In Response: Gwinn et al. describe the risk of type I error when using genetic data from clinical trials, such as those which we have recently reported (1, 2) from the Patch randomized clinical trial of the nicotine replacement therapy transdermal patch (3-9). This program of pharmacogenetic research was initiated in 1999, based on a list of potential promising candidate genes, identified based on a priori relevance to tobacco addiction and known function. This program is now complete, and we are in the process of disseminating the findings. We intend to publish a review article summarizing the program of research and reporting the results from the entire list of candidate genes, which we have genotyped in due course, to achieve transparency.
Nevertheless, the issue of multiple testing in general, and subgroup analyses in particular, is a salient one in the context of pharmacogenetic studies, for the reasons highlighted by Gwinn et al. Several factors are likely to introduce bias into the genetic epidemiology literature and contribute to the risk of false-positive results. These include publication bias (10), longer time to publish for results that do not achieve statistical significance (11), the trend for effect sizes to decrease with year of publication (12), the poor predictive value of initial reports of genetic association (13), the post hoc study of further subgroups defined by sex or environmental factors (14), the excess of results that fall just below the 0.05 α level (15), etc. Although the pharmacogenetic literature is relatively new and modest in scale by comparison, it is likely that similar biases will operate here.

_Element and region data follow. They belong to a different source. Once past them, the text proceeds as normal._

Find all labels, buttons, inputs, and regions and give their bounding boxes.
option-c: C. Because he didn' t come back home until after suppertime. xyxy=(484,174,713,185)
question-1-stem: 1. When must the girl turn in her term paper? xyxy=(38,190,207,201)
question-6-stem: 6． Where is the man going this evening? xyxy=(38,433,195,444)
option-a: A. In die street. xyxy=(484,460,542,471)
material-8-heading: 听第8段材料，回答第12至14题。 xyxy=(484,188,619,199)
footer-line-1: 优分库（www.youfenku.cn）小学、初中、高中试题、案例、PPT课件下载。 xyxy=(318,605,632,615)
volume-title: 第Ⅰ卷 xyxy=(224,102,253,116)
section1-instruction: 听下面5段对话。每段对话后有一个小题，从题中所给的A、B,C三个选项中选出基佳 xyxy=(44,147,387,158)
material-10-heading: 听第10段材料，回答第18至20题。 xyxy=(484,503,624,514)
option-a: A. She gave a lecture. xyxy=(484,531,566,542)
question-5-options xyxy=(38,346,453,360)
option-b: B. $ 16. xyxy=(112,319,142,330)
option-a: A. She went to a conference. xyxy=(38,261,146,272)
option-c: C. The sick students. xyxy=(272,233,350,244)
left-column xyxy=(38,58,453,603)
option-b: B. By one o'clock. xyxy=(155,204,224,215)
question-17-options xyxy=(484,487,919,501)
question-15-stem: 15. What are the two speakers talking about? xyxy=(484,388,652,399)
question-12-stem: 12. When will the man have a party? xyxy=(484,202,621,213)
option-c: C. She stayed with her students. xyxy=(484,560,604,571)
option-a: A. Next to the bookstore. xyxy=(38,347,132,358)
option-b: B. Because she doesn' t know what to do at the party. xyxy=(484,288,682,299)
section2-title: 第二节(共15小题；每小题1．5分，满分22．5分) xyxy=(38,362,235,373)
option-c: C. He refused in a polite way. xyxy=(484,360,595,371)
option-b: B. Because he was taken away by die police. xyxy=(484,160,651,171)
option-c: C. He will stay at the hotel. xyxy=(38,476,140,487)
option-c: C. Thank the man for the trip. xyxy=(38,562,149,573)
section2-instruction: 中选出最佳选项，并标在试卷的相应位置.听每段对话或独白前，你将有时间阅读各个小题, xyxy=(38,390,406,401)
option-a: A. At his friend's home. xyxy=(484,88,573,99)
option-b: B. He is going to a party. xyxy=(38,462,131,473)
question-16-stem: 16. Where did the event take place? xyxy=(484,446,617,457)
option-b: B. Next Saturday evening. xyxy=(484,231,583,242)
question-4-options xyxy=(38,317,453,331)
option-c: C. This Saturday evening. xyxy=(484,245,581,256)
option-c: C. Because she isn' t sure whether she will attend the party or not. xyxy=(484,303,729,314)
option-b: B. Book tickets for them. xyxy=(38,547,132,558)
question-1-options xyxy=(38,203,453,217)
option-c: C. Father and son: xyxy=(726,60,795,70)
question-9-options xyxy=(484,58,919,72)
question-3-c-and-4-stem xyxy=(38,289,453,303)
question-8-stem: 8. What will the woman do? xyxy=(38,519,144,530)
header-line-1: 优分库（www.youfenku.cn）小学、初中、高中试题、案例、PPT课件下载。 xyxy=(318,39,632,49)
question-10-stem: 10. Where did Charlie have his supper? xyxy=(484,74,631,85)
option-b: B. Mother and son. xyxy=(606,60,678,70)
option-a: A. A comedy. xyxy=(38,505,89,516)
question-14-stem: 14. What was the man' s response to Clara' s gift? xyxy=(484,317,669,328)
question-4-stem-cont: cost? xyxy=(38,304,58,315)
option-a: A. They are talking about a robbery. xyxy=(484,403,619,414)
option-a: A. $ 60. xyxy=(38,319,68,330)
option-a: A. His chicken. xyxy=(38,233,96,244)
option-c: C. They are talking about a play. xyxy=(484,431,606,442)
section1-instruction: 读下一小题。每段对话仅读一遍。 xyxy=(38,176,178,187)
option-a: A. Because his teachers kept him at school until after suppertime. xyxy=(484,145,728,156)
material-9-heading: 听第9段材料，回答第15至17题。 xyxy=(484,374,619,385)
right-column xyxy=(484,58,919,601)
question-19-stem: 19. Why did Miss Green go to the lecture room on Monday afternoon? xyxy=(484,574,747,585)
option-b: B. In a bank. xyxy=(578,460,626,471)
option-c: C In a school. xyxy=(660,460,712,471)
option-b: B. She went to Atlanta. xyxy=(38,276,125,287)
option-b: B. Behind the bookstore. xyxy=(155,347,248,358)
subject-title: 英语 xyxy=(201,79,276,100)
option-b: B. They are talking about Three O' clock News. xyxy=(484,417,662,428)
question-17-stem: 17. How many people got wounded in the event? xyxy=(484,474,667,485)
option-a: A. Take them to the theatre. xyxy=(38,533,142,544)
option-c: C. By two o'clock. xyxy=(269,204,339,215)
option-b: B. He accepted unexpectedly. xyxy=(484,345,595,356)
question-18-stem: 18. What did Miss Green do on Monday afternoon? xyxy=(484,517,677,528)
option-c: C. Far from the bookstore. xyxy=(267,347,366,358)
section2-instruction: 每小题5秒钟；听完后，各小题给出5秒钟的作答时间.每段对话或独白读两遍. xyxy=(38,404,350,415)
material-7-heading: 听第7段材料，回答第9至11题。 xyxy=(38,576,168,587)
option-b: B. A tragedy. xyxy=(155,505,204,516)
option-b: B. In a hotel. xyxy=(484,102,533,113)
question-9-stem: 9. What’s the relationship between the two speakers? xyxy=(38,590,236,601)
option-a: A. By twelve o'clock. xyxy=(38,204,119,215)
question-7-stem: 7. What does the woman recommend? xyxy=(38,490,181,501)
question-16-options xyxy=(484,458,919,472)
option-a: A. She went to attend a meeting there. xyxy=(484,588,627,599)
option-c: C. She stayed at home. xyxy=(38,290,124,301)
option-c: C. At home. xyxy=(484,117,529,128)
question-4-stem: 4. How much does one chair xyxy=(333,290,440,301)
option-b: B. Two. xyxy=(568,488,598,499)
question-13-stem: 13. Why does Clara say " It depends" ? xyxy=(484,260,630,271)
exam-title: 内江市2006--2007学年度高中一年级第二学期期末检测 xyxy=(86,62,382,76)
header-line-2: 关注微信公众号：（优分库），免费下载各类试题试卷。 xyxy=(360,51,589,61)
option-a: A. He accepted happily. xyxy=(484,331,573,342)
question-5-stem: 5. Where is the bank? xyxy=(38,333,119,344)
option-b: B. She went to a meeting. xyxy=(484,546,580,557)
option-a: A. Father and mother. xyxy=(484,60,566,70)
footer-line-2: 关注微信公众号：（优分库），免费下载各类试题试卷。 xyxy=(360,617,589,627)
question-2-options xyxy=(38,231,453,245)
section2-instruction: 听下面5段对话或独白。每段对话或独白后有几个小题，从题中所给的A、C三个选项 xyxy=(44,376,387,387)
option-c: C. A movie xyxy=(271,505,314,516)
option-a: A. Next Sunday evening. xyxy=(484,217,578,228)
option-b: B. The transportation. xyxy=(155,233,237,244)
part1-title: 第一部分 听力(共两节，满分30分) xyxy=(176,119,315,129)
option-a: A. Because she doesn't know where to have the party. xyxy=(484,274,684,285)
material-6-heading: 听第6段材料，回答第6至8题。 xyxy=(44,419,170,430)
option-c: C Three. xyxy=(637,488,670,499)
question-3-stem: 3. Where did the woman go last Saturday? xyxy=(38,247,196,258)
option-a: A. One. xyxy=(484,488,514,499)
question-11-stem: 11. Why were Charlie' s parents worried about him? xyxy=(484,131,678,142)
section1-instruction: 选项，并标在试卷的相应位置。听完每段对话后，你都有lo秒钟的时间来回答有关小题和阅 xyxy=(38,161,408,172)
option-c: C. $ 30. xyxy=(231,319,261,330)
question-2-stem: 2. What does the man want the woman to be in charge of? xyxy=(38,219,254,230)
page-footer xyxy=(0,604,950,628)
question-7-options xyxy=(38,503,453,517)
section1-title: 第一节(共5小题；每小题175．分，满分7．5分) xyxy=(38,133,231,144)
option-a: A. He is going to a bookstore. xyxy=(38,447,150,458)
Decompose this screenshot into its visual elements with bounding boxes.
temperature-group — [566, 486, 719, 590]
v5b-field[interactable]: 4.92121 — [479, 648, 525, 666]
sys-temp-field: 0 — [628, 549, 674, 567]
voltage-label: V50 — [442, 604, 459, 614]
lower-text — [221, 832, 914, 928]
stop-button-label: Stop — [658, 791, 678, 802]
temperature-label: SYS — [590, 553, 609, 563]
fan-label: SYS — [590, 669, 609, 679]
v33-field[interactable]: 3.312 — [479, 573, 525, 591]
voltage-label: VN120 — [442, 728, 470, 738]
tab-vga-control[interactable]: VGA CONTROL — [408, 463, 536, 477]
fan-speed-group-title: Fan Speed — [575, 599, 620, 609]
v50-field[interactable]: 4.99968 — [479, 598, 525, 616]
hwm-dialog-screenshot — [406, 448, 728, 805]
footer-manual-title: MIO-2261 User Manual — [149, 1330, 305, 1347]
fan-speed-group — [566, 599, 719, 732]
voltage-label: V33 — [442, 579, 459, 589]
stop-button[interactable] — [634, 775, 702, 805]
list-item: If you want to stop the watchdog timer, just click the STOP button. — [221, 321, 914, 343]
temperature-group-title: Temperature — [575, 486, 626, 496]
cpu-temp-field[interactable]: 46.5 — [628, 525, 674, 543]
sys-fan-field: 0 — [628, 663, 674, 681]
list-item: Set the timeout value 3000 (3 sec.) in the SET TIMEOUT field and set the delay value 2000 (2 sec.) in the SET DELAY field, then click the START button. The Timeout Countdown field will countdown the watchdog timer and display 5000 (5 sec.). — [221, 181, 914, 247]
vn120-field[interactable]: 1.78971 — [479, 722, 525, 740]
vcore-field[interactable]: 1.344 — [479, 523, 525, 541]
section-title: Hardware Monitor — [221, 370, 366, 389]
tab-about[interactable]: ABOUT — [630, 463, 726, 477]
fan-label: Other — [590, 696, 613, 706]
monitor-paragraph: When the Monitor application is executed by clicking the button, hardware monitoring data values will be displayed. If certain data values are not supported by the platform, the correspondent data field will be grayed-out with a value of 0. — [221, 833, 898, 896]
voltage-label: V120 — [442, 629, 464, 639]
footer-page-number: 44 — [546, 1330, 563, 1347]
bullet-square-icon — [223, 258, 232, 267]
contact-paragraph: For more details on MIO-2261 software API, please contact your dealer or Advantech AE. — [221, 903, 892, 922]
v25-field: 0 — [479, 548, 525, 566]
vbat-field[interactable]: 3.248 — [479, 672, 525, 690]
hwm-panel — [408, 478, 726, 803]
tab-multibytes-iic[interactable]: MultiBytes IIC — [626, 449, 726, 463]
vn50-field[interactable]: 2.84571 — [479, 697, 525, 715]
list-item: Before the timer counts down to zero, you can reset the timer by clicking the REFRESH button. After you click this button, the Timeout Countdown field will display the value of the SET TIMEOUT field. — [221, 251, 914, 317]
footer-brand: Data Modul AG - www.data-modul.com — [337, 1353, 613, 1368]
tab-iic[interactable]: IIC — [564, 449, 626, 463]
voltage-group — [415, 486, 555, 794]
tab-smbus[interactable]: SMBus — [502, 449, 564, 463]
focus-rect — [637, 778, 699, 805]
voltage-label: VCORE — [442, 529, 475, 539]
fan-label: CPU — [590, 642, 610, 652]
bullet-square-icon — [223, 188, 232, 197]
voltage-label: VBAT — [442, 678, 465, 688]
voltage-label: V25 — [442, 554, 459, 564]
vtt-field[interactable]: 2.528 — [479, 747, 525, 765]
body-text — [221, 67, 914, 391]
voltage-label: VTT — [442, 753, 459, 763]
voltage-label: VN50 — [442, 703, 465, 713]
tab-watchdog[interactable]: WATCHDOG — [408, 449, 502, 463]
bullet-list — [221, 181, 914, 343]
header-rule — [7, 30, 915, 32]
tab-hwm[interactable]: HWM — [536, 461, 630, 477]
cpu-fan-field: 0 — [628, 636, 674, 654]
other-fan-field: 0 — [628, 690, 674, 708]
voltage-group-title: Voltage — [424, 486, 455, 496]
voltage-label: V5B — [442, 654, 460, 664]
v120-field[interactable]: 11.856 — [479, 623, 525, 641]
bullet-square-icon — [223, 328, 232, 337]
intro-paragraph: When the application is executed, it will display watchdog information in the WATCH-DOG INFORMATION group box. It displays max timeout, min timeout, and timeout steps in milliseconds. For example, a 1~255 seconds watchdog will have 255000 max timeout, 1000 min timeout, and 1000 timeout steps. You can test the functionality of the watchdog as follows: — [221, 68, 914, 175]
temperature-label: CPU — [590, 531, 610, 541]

There are ways in which these risks may be ameliorated, however, the most obvious of which being replication in large-scale studies. To this end, we have recently completed a follow-up open label trial of the nicotine replacement therapy patch (Patch in Practice), where DNA for genotyping was collected at trial entry (16). Perhaps ironically, the first published pharmacogenetic results of this study are now available and appear to replicate the association of COMT genotype with response to nicotine replacement therapy patch (17). In particular, research questions relating to specific genotypes were included in the study protocol (ISRCTN 05689186). We are now in the process of preparing other results from this study for publication and will certainly not shy away from publishing failures to replicate or contradictory findings. Other measures include meta-analysis of multiple studies (18), which may also serve to highlight the presence of various biases in the published literature.
We agree entirely that results from studies such as ours should be regarded as hypothesis-generating and should subsequently contribute to the design of explicit pharmacogenetic trials and laboratory studies, which seek to confirm the role of specific genetic variants in treatment response. Such studies would benefit from the registration of the study protocol before data collection as is now required for clinical trials. Archiving of study data once primary hypotheses have been tested and reported would also aid transparency. What is required are explicitly designed pharmacogenetic trials conducted in the context of smoking cessation; emerging data such as those published by our group set the stage for this to be done in a hypothesis-testing way.